We developed a method for quantifying fluticasone propionate (FP) using general-purpose liquid chromatography-tandem mass spectrometry equipment to measure the plasma concentration of FP for the pharmacokinetic study of FP following the administration of a prescribed nasal spray dose (100 μg). Using ammonium acetate (0.01 M)-formic acid (pH 2.9; 499:1, v/v) and methanol as the mobile phase, 3 pg/mL of FP was quantified. The relative error and standard deviation of the lower limit of quantification were <3.1%. The intra- and interday assay reproducibility was <3.5%. After 15 min of administering 200 μg FP nasal spray as the first dose, the FP concentration detected in the plasma of the two participants was 3.99 and 3.69 pg/mL. Subsequent doses of 100 μg FP were administered twice daily.
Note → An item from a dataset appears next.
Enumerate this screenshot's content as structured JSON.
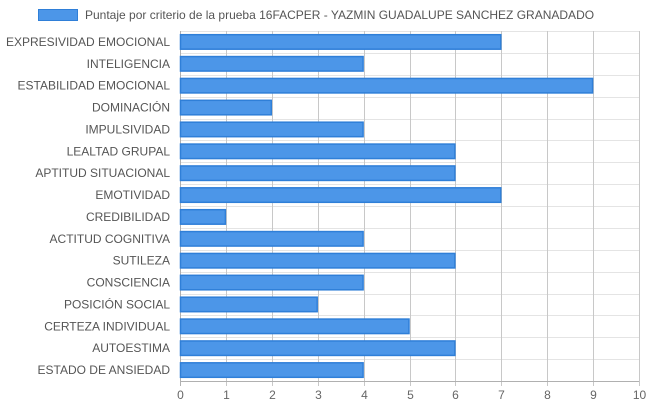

The area under the plasma concentration-time curve values after 8-10 days of repeated administration of 100 μg of FP were approximately 1.6-fold higher than those achieved following a single administration of 200 μg of FP, which confirmed drug accumulation. The bioavailability of nasal FP was estimated to be 2% and 4%. This knowledge might help in reducing anxiety among patients who avoid using FP nasal spray, fearing its adverse effects.